Grose writes very well, with a wry sense for the humorous situation (of which there were many in Dulles' life), a frank eye on "the gentleman spy" as philanderer, with sympathy for the wife much-philandered against, and with a consistent graciousness. He belies the reports that, as a result of the Bay of Pigs, there was personal animosity between Dulles and the young new president, John F. Kennedy. He provides a balanced assessment of the operations to overthrow Jacobo Arbenz in Guatemala and Mohammad Mossadeq in Iran, not failing to remark on how short-term successes were followed by long-term disasters. He is very good with the anecdotal aside, with the intriguing footnote that stands out textually precisely because it is a footnote. He appears almost always to be in command of the larger international contexts and, as befits a former executive editor of Foreign Affairs, can provide the reader with necessary background in a few broad yet clearly defined brush strokes. He seldom repeats himself. Despite the length of this biography, it seems almost spare, without the padding - precise addresses, the color of the walls in an interrogation room, the exact time when a contact is made - that is standard to most books about espionage.
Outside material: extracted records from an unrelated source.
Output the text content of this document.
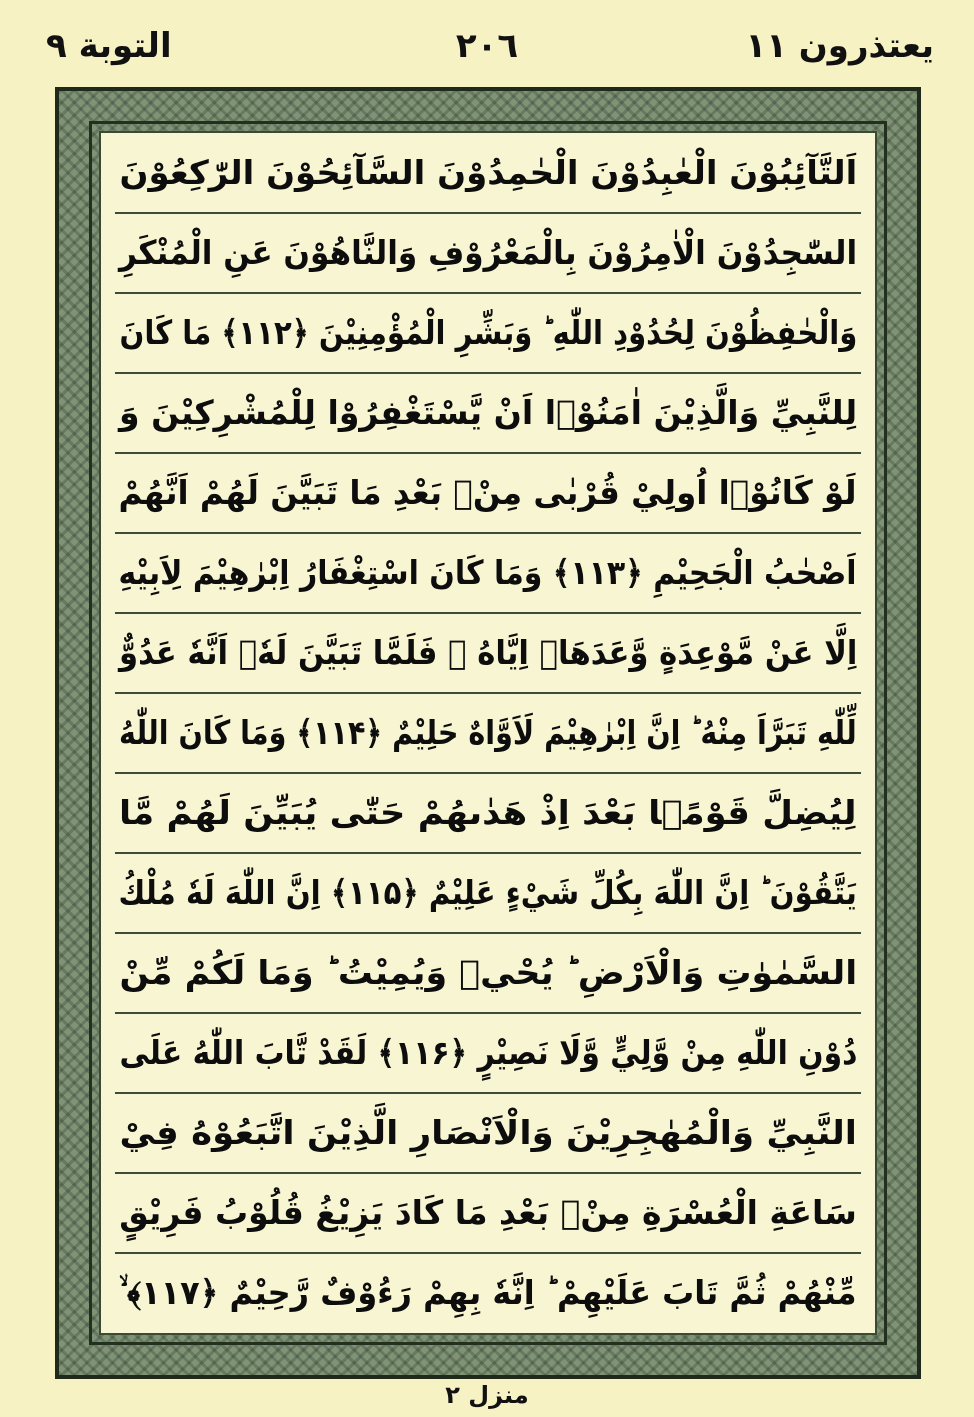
يعتذرون ١١
٢٠٦
التوبة ٩
اَلتَّآئِبُوْنَ الْعٰبِدُوْنَ الْحٰمِدُوْنَ السَّآئِحُوْنَ الرّٰكِعُوْنَ
السّٰجِدُوْنَ الْاٰمِرُوْنَ بِالْمَعْرُوْفِ وَالنَّاهُوْنَ عَنِ الْمُنْكَرِ
وَالْحٰفِظُوْنَ لِحُدُوْدِ اللّٰهِ ؕ وَبَشِّرِ الْمُؤْمِنِيْنَ ﴿۱۱۲﴾ مَا كَانَ
لِلنَّبِيِّ وَالَّذِيْنَ اٰمَنُوْۤا اَنْ يَّسْتَغْفِرُوْا لِلْمُشْرِكِيْنَ وَ
لَوْ كَانُوْۤا اُولِيْ قُرْبٰى مِنْۢ بَعْدِ مَا تَبَيَّنَ لَهُمْ اَنَّهُمْ
اَصْحٰبُ الْجَحِيْمِ ﴿۱۱۳﴾ وَمَا كَانَ اسْتِغْفَارُ اِبْرٰهِيْمَ لِاَبِيْهِ
اِلَّا عَنْ مَّوْعِدَةٍ وَّعَدَهَاۤ اِيَّاهُ ۚ فَلَمَّا تَبَيَّنَ لَهٗۤ اَنَّهٗ عَدُوٌّ
لِّلّٰهِ تَبَرَّاَ مِنْهُ ؕ اِنَّ اِبْرٰهِيْمَ لَاَوَّاهٌ حَلِيْمٌ ﴿۱۱۴﴾ وَمَا كَانَ اللّٰهُ
لِيُضِلَّ قَوْمًۢا بَعْدَ اِذْ هَدٰىهُمْ حَتّٰى يُبَيِّنَ لَهُمْ مَّا
يَتَّقُوْنَ ؕ اِنَّ اللّٰهَ بِكُلِّ شَيْءٍ عَلِيْمٌ ﴿۱۱۵﴾ اِنَّ اللّٰهَ لَهٗ مُلْكُ
السَّمٰوٰتِ وَالْاَرْضِ ؕ يُحْيٖ وَيُمِيْتُ ؕ وَمَا لَكُمْ مِّنْ
دُوْنِ اللّٰهِ مِنْ وَّلِيٍّ وَّلَا نَصِيْرٍ ﴿۱۱۶﴾ لَقَدْ تَّابَ اللّٰهُ عَلَى
النَّبِيِّ وَالْمُهٰجِرِيْنَ وَالْاَنْصَارِ الَّذِيْنَ اتَّبَعُوْهُ فِيْ
سَاعَةِ الْعُسْرَةِ مِنْۢ بَعْدِ مَا كَادَ يَزِيْغُ قُلُوْبُ فَرِيْقٍ
مِّنْهُمْ ثُمَّ تَابَ عَلَيْهِمْ ؕ اِنَّهٗ بِهِمْ رَءُوْفٌ رَّحِيْمٌ ﴿۱۱۷﴾ ۙ
منزل ۲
To be sure, there are signs of haste in the final chapters; for example, at least twice Grose turns to a semi-digested catalog of events to force the pace. It is a wonder that there are not more such signs, for in his "Notes on Sources" Grose remarks that the Central Intelligence Agency did not release its record on Dulles' tenure at the agency ("in delayed response to my request of March 1989 under the Freedom of Information Act") until May 1994. The last restrictions on the Dulles papers at the Seeley G. Mudd Manuscript Library at Princeton were lifted only four months earlier. There is a footnote reference to the Aldrich Ames case. To incorporate so much that is timely and fresh so quickly after new materials became available is a remarkable act of applied intelligence by a writer who, one presumes, was never in "the game" himself. Further, Grose shows every sign of having enjoyed the chase.